Os atos tresloucados de radicais bolsonaristas paralisaram centenas de estradas pelo Brasil e provocaram prejuízos de toda ordem: desabastecimento de alimentos, remédios e oxigênio, voos e compromissos perdidos, pessoas trancadas nas estradas sem água e alimento, conflitos entre os terroristas e motoristas/pedestres etc. Há cenas fortes de depredação de veículos que tentavam furar o bloqueio e de agressões a quem se opunha à arruaça. Até crianças foram usadas pelos bolsonaristas como escudo humano, com um caso confirmado de ferimento por atropelamento em Marissol, interior de São Paulo.

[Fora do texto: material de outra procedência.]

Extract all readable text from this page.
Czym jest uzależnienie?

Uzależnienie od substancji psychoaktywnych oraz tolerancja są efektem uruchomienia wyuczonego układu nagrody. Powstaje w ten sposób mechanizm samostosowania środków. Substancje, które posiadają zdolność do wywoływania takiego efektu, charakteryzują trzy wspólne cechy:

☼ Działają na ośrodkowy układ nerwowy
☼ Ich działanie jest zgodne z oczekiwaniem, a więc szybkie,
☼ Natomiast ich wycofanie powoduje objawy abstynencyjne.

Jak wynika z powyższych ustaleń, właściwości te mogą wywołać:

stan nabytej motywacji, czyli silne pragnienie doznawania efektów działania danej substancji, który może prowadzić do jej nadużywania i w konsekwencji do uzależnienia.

As repercussões práticas são muito maiores do que a força política dos terroristas – nome adequado para quem usa sistematicamente a violência como meio de repreensão, segundo o Michaelis. Ainda assim, o questionamento violento e golpista do resultado eleitoral é um fato grave, que merece ser observado com atenção. Penso que algumas lições podem ser tiradas desse episódio lamentável desde já.
A primeira lição deveria ser aprendida pela direita clássica brasileira (a não bolsonarista). Esse campo apoiou alegremente Jair Bolsonaro no segundo turno de 2018, como se fosse razoável eleger um idiota fascista para comandar o país, desde que isso significasse a derrota da esquerda. Os últimos quatro anos mostraram de forma cabal que eleger um idiota fascista não é um bom negócio para quem tem o mínimo de bom senso, apreço à vida ou mesmo apreço aos negócios: o golpismo e o silêncio patético de Bolsonaro insuflaram os golpistas das estradas.

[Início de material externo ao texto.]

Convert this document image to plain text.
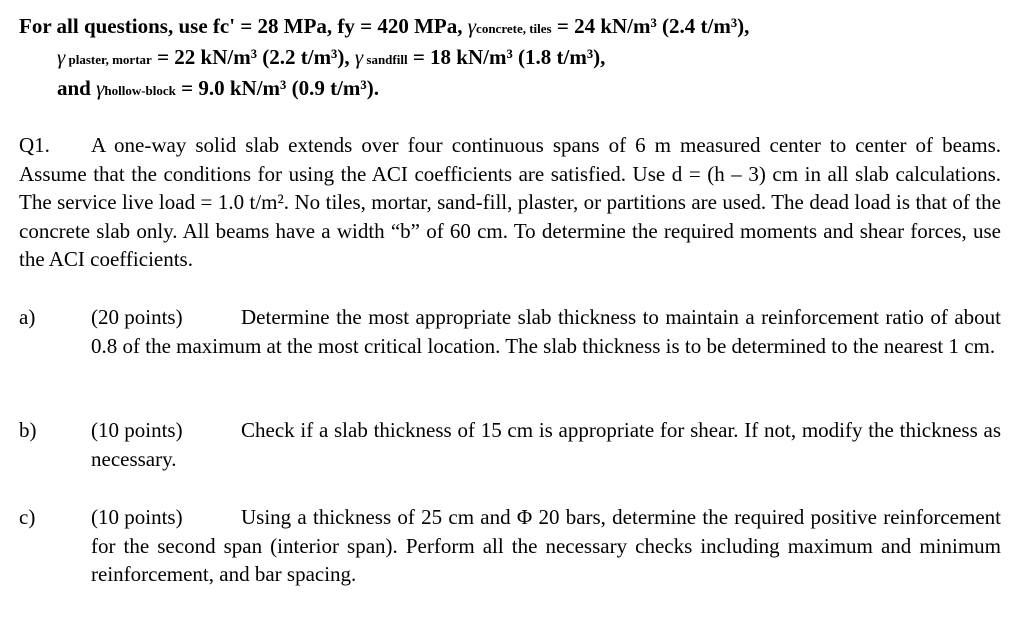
For all questions, use fc' = 28 MPa, fy = 420 MPa, γconcrete, tiles = 24 kN/m³ (2.4 t/m³),
γ plaster, mortar = 22 kN/m³ (2.2 t/m³), γ sandfill = 18 kN/m³ (1.8 t/m³),
and γhollow-block = 9.0 kN/m³ (0.9 t/m³).
Q1. A one-way solid slab extends over four continuous spans of 6 m measured center to center of beams. Assume that the conditions for using the ACI coefficients are satisfied. Use d = (h – 3) cm in all slab calculations. The service live load = 1.0 t/m². No tiles, mortar, sand-fill, plaster, or partitions are used. The dead load is that of the concrete slab only. All beams have a width “b” of 60 cm. To determine the required moments and shear forces, use the ACI coefficients.
a)	(20 points)	Determine the most appropriate slab thickness to maintain a reinforcement ratio of about 0.8 of the maximum at the most critical location. The slab thickness is to be determined to the nearest 1 cm.
b)	(10 points)	Check if a slab thickness of 15 cm is appropriate for shear. If not, modify the thickness as necessary.
c)	(10 points)	Using a thickness of 25 cm and Φ 20 bars, determine the required positive reinforcement for the second span (interior span). Perform all the necessary checks including maximum and minimum reinforcement, and bar spacing.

Sabemos, por meio de incontáveis exemplos históricos (como o próprio Brasil de Bolsonaro), que o liberalismo econômico e o fascismo convivem muito bem em determinadas ocasiões. No entanto, se os liberais querem fazer seus negócios em paz, deveriam refletir: um presidente golpista com projetos ditatoriais que é capaz de matar centenas de milhares de pessoas para construir sua narrativa política não tende a criar o ambiente de confiança, previsibilidade e liberdade que garante o bom andamento da economia. Se o problema dos liberais com a esquerda são os projetos sociais “paternalistas”, deveriam ler com mais atenção Milton Friedman, por exemplo, que recomendava que o Estado garantisse uma renda mínima a todas as pessoas.
Vamos à segunda lição das micaretas golpistas. (O terrorismo bolsonarista é tão caricato e involuntariamente engraçado que me permito também chamá-lo de micareta.) A leniência da Polícia Rodoviária Federal (PRF) com os golpistas foi gritante, e a prova cabal deste fato é que pequenos agrupamentos de torcidas organizadas como Galoucura e Gaviões da Fiel dispersaram com uma celeridade notável alguns pontos de bloqueio.
A camaradagem com os golpistas soma-se às barreiras da PRF no Nordeste no dia do segundo turno das eleições – sob a inacreditável justificativa de fiscalizar pneus carecas e coisas do gênero – que atrasou ônibus lotados de eleitores e pode ter impedido que muitos votassem. Esses fatos deixam claro que o bolsonarismo está no controle desta corporação e sabe-se lá de quantas mais forças policiais. É tarefa prioritária do governo Lula debelar esses focos bolsonaristas, assim como é tarefa do Judiciário punir, conforme a lei, aqueles que utilizaram seus cargos públicos para fins políticos e pessoais. A polícia deve proteger a população e a coisa pública; jamais servir como arma para golpes de Estado, como se viu na Bolívia recentemente.
A terceira e última lição que devemos tirar do golpismo pós-eleição: nossa economia não pode depender exclusivamente do transporte rodoviário. Em 2018 uma greve dos caminhoneiros paralisou o país por 10 dias, provocando prejuízos em larga escala e um ambiente caótico – as longas filas para abastecer nos postos de gasolina foram dignas de filme de apocalipse. Ampliar o transporte ferroviário, que é mais econômico, mais rápido e causa menos impacto ambiental, é a saída evidente para que o governo Lula e o país não estejam mais sujeitos aos humores manipuláveis dos caminhoneiros e aos manipuladores das empresas de transporte rodoviário.
Outras lições certamente podem ser extraídas dos recentes episódios golpistas. É bom que nos debrucemos sobre elas para que, caso algum bolsonarismo renitente continue tentando parar o país, possamos seguir nossa viagem.